Piatti was also the type of player that did not shy away from big moments. It is true the Impact only made the playoffs twice during his tenure and never won any piece of significant silverware during his time with the team, though they came close when they finished as runners-up in the 2014-15 Concacaf Champions League.
That said, Piatti delivered regularly when the spotlight shone on him. Who could forget his postseason performance against the New York Red Bulls in 2016, in which he bagged a brace in the decisive leg at Red Bull Arena before uttering the pointed comments about the opposing side being a “weak team in the playoffs”?
Maybe the biggest slight on Piatti’s time with the Impact and in MLS is that we did not get to see enough of him in the postseason.
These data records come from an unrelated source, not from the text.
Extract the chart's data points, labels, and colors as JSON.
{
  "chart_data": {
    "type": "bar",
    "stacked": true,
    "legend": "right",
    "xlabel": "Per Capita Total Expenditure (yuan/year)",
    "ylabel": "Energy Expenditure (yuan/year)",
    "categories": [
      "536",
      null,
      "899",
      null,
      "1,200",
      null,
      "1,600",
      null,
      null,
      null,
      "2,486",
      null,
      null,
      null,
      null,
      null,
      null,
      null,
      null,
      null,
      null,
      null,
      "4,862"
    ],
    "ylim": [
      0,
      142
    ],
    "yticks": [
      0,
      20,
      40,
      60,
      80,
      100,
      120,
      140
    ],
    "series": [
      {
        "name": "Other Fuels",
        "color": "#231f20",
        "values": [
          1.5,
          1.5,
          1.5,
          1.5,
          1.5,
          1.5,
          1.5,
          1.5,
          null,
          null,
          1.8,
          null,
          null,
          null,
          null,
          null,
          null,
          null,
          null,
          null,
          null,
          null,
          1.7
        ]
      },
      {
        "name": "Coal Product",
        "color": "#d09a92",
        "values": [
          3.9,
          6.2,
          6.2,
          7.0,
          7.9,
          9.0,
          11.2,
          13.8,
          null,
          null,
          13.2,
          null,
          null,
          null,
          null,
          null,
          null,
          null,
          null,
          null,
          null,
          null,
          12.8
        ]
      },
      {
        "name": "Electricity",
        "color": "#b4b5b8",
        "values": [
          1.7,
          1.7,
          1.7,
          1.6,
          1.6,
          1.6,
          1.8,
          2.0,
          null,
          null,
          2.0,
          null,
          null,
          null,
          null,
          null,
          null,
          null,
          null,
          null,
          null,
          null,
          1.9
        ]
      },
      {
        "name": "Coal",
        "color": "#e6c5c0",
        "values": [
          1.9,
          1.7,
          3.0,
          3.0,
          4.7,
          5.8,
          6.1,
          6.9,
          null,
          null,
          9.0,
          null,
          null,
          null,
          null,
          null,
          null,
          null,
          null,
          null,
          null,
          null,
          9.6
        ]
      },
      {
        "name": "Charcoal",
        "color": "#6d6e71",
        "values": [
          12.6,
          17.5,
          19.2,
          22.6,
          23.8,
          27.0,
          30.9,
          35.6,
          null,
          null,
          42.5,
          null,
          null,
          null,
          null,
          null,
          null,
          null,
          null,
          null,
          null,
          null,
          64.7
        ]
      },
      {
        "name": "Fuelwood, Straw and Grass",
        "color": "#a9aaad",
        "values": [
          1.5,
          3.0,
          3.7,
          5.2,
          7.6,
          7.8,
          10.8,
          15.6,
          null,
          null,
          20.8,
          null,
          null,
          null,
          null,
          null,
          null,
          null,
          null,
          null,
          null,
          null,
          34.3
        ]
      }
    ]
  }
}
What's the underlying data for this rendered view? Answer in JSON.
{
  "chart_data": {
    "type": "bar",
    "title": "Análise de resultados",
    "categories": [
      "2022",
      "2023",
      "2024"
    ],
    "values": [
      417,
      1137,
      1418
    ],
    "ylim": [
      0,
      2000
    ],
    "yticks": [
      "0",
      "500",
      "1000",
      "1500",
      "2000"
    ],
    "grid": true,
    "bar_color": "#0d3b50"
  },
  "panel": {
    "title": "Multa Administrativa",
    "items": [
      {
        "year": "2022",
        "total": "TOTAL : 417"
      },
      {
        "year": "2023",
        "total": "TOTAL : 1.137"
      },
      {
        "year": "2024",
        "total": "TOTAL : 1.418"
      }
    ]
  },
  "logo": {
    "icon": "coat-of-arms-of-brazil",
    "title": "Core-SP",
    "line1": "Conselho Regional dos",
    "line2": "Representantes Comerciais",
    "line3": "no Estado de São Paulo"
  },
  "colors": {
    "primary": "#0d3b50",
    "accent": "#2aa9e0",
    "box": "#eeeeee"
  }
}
That we were unable to witness him conjure up his propensity for magic in more pressure-packed matches. That he did not have even more opportunities to amaze with his quality and skill.
The Impact’s shortcomings have as much to do with that as anything, however. Piatti regularly lifted the team, and was a major reason why they were as competitive as they were for much of the past half-decade. If not for him, the Impact may have been as poor as the Colorado Rapids, Chicago Fire, and Orlando City.
Piatti may not be the biggest or flashiest name to have ever played in MLS, but he was one of the most productive at a time when the league began to quickly evolve. His performances not only made him a star with the Impact, but a legend in the league.
Even if his contributions flew relatively under the radar.